“As the temperature rises, we’ve seen the erosion of democracy and human rights across the globe”

While the ongoing heatwave continues to bring the UK to its knees, Nervus vocalist Em considers why we have to take direction ourselves and that climate justice is migrant justice.

“As the temperature rises, we’ve seen the erosion of democracy and human rights across the globe”
Em Foster

Climate change is no longer a problem of the future. July 19 saw the hottest day on record for the UK, with a provisional temperature of 40.3ºC recorded, as wildfires ripped through several parts of Britain and Europe, destroying homes and wildlife in the process. Recent heatwaves in India and Pakistan saw temperatures reach over 50ºC. Flash floods caused by untimely rains and melting glaciers have devastated Afghanistan, while food shortages and drought continue to affect the Somali peninsula.

These events are just a few examples of the climate disasters that have extreme and direct implications for life on Earth. While some have observed that changes in climate are even causing trees to migrate, one report has predicted that climate change could see 1.2 billion people displaced by 2050. There should be no doubt that these changes have been caused by the burning of fossil fuels and by human activities.

As the temperature rises, we have seen the erosion of democracy and human rights across the globe. Attacks on environmental activists are reaching record numbers. In the same year the U.S. Supreme Court overturned Roe v Wade, they also voted to curb the regulatory powers of the Environmental Protection Agency to reduce carbon emissions. A new UK Policing bill that curtails protesting rights appears to have its origins in a think tank funded by Exxon Mobil, while Shell recently obtained an injunction from the UK courts that will see protestors blocking the sale of fuel fined or even imprisoned. The UK government has also threatened to leave the European Convention on Human Rights, after an attempt to deport a number of migrants to Rwanda was thwarted by a legal challenge.

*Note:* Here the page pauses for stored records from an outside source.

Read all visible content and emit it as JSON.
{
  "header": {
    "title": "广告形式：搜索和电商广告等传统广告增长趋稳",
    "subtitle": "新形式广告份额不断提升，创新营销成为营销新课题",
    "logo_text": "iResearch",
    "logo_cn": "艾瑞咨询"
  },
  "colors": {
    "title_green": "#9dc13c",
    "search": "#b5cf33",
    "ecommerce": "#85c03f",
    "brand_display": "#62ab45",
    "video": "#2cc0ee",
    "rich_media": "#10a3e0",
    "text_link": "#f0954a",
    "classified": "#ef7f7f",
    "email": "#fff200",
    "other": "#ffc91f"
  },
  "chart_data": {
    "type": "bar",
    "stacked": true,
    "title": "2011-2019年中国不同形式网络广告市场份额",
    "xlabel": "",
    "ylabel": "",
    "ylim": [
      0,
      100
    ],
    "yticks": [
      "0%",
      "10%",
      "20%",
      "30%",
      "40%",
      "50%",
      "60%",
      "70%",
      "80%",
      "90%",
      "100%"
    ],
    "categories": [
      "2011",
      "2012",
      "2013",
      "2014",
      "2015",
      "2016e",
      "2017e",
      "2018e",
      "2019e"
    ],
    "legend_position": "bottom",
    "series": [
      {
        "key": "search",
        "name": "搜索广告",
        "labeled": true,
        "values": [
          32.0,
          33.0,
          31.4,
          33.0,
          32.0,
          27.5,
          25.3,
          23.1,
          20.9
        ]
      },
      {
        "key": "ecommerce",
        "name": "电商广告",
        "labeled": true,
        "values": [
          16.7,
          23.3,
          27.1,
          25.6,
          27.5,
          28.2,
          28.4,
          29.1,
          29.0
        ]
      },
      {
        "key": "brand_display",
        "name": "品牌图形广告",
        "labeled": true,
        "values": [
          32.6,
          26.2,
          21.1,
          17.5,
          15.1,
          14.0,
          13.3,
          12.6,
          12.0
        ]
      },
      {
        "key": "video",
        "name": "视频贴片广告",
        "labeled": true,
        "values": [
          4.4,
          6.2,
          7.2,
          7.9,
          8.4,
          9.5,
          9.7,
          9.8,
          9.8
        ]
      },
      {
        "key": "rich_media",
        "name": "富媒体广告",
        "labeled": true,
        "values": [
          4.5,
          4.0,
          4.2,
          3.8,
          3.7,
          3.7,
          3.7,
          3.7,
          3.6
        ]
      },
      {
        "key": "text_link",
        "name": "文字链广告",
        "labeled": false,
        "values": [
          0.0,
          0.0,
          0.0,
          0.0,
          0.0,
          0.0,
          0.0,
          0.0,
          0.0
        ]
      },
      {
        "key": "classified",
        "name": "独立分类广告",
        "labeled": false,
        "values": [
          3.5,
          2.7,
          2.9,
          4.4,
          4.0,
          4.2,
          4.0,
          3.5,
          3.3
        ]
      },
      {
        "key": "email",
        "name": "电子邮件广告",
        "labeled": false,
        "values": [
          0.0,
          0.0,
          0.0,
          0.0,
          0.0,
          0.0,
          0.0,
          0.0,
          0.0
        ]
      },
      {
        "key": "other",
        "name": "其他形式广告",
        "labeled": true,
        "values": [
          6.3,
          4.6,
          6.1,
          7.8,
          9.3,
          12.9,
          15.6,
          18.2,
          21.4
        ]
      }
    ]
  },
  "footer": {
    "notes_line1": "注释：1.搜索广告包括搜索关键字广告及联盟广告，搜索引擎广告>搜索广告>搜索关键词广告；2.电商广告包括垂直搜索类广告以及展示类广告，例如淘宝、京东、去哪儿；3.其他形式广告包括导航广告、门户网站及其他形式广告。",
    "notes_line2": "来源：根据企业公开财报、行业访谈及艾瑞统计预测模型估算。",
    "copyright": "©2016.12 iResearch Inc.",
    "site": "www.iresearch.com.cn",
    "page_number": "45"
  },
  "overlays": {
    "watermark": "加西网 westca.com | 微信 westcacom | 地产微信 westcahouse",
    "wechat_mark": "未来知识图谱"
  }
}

While politicians in both the U.S. and the UK may appear to be more preoccupied with “culture war” soundbites about the perceived threat of gender-neutral toilets and the entire country of China, it is clear from their policies on immigration that they are more than aware of, and actively preparing for, the implications of climate change for people around the world, particularly those in the Global South. The UK Home Secretary, Priti Patel, has been accused of “unlawfully rewriting” what it means to be a refugee in the new Nationality and Borders Act, while the UK Conservative Party leadership candidate, Rishi Sunak, recently proposed a reduction in aid spending for those countries who refuse to take back nationals that fail to meet UK entry requirements. These policies are being crafted and implemented at the same time as significant investment in fossil fuels, and increased spending on military preparedness, both of which come at significant environmental cost.

In the absence of any serious political avenues for mitigating climate change, and limited means to protest, we must consider our options for meaningful resistance. Direct action in defence of the environment still works. Indigenous people are still, as they always have been, on the front lines of climate resistance. In the U.S. and UK some groups such as Tyre Extinguishers even work to “disarm” polluting SUVs in urban areas by deflating their tyres, making them unusable, as a means of protection against climate change and pollution.

It is, however, equally important to assert that supporting migrants to cross borders safely will be imperative in mitigating the damage caused by climate change. Organisations like Right To Remain, Channel Rescue and SOAS Detainee Support in the UK, as well as No More Deaths in the U.S. do important and tangible work in reducing the harm experienced by those making dangerous border crossings and facing deportation. Whatever level of activism you find yourself comfortable with, the fights for migrant justice, human rights and climate justice are undeniably entangled. It is our responsibility to take those fights seriously.